When new transport competition in the form of electric trams from the Municipal Tramways Trust (MTT) coming from Adelaide and terminating opposite Henley Jetty began servicing Henley Beach in 1909 the South Australian Railways (SAR) built a direct connection to the Port Adelaide line to avoid passengers needing to change trains lines at Woodville to continue their journey to Grange and Henley and relocated the Henley Beach Station closer to the Jetty between Main Street and Kent Street.

However, over the years there was considerable unease from local residents about the operation of the Henley railway. Their concerns probably would have included the loud noises coming from freight trains shunting at all hours of the night, the heavy black smoke from the coal burning steam locomotives (before the introduction of the Redhens) and the general safety concerns for public safety with the railway line and Military Road being so close to each other.


Locomotive on Military Road

Oil buring F class locomotive running along Military Road after just crossing Reedie Street and now steaming toward Marlborough Street on 8 March 1957. (Information and photo in "Barrington R., (2022) "When Henley Had A Railway", Modelling the Railways of South Australia, source unknown, Photo: Geoff Grant, NRM Collection.)

In response to this, plans were made to relocate the line further inland and a reserve was created alongside Wright Street for this purpose which included a double track electrified line that would continue as far as Glenelg where it was to turn inland and follow the route of an earlier railway that ran from Glenelg to North Terrace!  However, Adelaide was not ready for such a scheme at that time and sadly, the final solution was two new bus routes. As a result, the extension of the railway line from Grange to Henley Beach was closed in 1957.

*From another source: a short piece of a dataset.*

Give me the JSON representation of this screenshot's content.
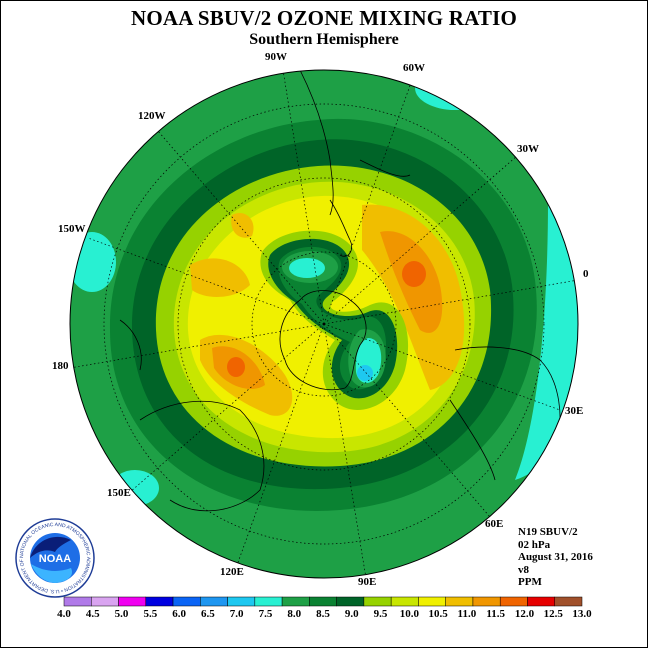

Today there is still a station at Henley Beach, but it is a Police Station! A few of the houses on Military Road seen in some of the photographs here and in the Gallery section of the website still exist today (2023), though most have been demolished over time and new townhouses and apartments built in their place.

The text above has been largely sourced from an article by Barrington R., 2022, “When Henley had a Railway“, in Modelling the Railways of South Australia Convention, (MRSAC).   Other articles about the railways of Grange and Henley Beach can be found in several of the H&GHS Journals.


Do you remember the Henley Line along Military Road when steam trains and Redhen railcars ran along it? Please share your memories.

1 Comment

  1. John Aitchison

    My father was the Organist at Henley Beach Congregational Church in the early 1950s, when I was a toddler, and I can just remember the puffing of steam locomotives outside as we sang our hymns, and the sound of the bell which the driver (or fireman?) rang – for safety reasons, presumably – as the trains passed along the Military Road.